The GAO concluded that if females joined boards as often as men beginning in 2015, it would take more than four decades for women to reach parity with men.
“That is laughable,” Lindsay said.
Added Sponem, who is CEO of Summit Credit Union, Wisconsin’s second-biggest credit union: “Yeah, we can’t wait that long.”
More-recent data from the executive compensation research firm Equilar showed that as of March this year, 15.9% of Russell 3000 board seats were occupied by women. That was up from 15.1% in all of 2016.
While women accounted for nearly one-quarter of new directorships in the quarter, the Equilar data showed about 22.5% of boards in the Russell 3000 – an index including the 3,000 largest companies traded in the U.S. – had no women at all.

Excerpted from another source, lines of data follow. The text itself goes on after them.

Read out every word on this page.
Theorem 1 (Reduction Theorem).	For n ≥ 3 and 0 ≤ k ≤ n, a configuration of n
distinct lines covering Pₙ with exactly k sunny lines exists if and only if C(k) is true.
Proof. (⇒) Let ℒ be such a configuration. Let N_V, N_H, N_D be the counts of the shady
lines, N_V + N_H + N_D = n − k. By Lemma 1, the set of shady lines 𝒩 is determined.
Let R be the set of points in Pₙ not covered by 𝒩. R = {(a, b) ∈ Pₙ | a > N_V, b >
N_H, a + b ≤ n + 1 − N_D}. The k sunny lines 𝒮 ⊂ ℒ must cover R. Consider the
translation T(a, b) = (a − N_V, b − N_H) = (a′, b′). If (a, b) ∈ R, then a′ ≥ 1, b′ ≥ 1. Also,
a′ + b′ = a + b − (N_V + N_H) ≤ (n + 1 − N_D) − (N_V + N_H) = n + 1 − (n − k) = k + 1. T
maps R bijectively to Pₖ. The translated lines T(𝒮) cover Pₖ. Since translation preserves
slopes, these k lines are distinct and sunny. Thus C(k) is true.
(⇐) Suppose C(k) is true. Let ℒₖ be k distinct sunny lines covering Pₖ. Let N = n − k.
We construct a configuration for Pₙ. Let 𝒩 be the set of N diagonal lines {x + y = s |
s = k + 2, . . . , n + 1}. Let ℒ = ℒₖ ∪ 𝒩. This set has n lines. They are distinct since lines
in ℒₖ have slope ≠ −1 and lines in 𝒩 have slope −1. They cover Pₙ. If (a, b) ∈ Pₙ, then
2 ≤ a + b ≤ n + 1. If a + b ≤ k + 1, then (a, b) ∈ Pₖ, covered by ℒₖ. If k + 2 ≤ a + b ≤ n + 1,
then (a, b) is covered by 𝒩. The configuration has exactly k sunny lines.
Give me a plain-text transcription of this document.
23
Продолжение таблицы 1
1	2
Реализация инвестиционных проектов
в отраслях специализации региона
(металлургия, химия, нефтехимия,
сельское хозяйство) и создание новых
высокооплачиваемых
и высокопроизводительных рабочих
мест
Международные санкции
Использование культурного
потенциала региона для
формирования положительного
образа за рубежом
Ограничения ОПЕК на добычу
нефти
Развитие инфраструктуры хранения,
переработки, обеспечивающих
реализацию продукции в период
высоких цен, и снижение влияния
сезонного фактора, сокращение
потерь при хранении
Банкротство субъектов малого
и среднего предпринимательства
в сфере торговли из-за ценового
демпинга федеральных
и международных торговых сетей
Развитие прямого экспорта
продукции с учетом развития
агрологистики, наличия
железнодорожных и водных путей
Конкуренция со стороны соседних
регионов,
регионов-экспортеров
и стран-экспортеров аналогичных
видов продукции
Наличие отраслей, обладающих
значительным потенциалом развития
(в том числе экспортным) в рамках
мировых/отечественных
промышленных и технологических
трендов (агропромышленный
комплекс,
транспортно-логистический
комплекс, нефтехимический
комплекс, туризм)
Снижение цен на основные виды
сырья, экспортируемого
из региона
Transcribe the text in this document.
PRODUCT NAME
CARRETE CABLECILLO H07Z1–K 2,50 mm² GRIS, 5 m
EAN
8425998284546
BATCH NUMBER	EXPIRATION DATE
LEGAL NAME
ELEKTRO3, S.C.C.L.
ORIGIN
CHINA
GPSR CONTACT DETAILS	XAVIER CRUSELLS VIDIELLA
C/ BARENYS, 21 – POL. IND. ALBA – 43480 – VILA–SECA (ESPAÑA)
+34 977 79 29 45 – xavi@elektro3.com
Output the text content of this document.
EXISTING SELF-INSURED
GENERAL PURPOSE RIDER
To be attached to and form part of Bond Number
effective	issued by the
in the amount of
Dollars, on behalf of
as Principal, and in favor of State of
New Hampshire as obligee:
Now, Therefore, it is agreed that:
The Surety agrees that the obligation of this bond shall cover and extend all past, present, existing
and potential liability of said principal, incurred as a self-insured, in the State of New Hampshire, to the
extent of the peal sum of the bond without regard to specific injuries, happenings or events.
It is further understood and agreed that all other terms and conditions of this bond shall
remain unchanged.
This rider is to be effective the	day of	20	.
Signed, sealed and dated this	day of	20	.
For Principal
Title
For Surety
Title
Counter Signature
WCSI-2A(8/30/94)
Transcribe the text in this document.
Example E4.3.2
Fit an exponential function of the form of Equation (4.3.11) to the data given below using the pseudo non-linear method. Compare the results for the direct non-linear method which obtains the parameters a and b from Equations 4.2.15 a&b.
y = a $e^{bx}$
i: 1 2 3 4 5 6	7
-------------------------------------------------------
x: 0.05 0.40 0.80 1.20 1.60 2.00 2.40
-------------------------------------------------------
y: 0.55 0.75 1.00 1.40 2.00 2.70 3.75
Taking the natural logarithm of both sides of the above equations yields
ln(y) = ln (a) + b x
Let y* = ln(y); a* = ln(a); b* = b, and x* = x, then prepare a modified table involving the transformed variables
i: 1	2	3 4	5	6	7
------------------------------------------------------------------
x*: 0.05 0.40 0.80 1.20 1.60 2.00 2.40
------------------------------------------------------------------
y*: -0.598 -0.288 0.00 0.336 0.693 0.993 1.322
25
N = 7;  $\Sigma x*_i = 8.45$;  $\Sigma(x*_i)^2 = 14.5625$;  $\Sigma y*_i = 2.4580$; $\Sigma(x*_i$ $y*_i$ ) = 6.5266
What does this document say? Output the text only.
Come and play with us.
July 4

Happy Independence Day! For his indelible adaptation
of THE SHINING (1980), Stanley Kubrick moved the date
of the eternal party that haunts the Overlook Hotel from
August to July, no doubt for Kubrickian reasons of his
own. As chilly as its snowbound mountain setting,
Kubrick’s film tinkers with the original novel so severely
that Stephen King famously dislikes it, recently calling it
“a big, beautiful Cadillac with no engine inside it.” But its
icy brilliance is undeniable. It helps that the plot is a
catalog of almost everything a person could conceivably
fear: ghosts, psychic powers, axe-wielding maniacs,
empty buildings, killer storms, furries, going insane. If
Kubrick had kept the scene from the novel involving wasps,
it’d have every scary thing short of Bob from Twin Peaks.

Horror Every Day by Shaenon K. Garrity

The situation in Wisconsin is roughly the same as nationally. In a report last fall, the advocacy group Milwaukee Women inc found that women constituted 16.9% of the members of the state’s top public company boards. That was an increase from 15.8% in 2015 and 12.3% a decade earlier.
Milwaukee Women inc also reported that the percentage of females on the boards of 47 of Wisconsin’s 50 largest private companies was 15.7% last year. That was unchanged from 2015. Forty-five percent of private companies in Wisconsin had no women in the boardroom.